In a nutshell, Platform capitalism seems to be less of a rebound of the economy than a form of jobless recovery.
This has created a large informal labor market. Especially “lean platforms” are ideal assets for venture capital because they promise attractive performances in the short term.
It is by no means a historical necessity that technological innovation is linked to such a high degree to speculation on the financial market and declining wages for workers.
On technological sovereignty.
In theior policy paper ‘Technological Sovereignty — Democratization of Technology and Innovation’ DiEM25 has written a set of proposals to deal with the impending threat of platform capitalism.

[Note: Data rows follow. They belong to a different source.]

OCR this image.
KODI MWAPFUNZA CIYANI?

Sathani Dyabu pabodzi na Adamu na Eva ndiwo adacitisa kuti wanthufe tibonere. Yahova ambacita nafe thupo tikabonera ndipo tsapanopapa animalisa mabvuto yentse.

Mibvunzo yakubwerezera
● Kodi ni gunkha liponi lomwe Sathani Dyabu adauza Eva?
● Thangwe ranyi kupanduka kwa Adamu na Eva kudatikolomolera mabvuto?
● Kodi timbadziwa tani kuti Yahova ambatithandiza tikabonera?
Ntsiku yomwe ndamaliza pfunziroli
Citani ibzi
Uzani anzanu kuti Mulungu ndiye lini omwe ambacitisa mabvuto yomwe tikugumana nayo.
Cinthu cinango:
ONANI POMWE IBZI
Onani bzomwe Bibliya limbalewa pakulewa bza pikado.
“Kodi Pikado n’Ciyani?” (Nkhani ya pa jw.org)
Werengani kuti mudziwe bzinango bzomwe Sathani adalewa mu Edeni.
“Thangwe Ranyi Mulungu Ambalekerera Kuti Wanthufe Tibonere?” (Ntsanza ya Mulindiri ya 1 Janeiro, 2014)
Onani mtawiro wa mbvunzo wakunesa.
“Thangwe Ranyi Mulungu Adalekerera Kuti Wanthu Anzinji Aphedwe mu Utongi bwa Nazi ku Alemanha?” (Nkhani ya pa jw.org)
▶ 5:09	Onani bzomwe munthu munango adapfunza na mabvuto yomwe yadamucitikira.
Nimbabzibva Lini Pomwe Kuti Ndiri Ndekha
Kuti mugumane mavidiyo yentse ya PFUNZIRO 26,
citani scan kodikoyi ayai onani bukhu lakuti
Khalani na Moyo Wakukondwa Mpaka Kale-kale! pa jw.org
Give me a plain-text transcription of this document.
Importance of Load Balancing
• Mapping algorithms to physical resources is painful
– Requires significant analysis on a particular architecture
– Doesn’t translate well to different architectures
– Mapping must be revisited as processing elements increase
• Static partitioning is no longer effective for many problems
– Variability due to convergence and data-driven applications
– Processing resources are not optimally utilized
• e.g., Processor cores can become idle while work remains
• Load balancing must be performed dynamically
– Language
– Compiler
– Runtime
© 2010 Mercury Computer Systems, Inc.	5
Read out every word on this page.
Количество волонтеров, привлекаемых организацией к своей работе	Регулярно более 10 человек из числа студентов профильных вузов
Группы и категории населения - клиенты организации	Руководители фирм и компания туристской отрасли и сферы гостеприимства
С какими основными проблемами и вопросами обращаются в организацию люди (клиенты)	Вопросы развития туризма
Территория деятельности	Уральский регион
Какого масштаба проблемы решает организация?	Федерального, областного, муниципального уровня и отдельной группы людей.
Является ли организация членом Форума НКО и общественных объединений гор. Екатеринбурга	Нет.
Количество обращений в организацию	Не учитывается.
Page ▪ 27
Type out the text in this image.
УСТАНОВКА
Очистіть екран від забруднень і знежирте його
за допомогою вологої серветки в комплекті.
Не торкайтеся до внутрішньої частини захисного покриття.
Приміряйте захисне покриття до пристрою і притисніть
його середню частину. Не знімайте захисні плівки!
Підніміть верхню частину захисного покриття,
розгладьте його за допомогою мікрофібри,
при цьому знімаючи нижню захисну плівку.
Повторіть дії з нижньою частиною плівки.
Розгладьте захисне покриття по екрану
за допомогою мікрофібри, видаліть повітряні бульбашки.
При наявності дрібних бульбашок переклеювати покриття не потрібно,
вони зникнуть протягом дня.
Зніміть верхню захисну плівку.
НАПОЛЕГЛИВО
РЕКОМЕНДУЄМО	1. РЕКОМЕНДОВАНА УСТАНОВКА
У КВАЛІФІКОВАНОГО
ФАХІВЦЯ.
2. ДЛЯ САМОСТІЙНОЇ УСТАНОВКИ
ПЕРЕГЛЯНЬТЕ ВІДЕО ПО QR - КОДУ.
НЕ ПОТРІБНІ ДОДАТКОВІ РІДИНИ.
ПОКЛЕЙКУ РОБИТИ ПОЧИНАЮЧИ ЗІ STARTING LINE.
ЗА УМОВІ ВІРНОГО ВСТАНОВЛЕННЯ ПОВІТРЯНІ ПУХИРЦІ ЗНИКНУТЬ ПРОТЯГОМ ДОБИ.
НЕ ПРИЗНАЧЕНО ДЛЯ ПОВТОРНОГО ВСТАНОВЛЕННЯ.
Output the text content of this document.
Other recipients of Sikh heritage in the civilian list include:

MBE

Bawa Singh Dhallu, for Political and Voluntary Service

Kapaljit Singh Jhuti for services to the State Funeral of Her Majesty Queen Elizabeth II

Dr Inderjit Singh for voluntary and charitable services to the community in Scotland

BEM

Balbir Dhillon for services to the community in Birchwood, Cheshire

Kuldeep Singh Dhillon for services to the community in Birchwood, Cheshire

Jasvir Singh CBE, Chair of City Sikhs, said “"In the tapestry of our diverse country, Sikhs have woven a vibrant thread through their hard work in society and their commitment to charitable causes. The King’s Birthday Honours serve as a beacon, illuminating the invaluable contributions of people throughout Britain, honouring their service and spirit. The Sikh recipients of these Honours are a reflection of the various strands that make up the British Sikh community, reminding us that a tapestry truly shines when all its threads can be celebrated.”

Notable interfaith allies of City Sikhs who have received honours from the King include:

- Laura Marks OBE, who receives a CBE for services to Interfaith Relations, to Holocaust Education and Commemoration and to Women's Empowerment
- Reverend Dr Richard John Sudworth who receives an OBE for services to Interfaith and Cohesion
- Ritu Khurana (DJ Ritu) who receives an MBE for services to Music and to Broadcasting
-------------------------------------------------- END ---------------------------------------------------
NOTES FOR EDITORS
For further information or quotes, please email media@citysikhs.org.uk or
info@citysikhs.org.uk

The paper primarily focuses on the regulation of Platform companies — by further protecting citizens from data extraction and by demanding obligatory interoperability between different platforms (similar to the development on the mobile phone market) — in order to counteract the monopolistic tendencies that e.g. Network effects create.
It also advocates for stronger antitrust regulations that take into account the international position of a company and not only the profits of the respective national subsidiaries. It would also be conceivable here that a part of the private data collection is published and made available to public institutions committed to the common good. Furthermore, they propose to bring Data unions into discussion, strengthen the model of Platform cooperatives and confine the private appropriation of public research. Public money becomes public code, as the Free Software movement, among others, calls it.
I am convinced that the democratization of technological innovation is an important contribution to a solidary society and does not belong exclusively in the hands of venture capital and shareholders. Also to make sure that talented young people like Wendy Liu do not waste their talent and commitment in an industrial sector that is working on optimizing the online advertising market with hundreds of billions of euros.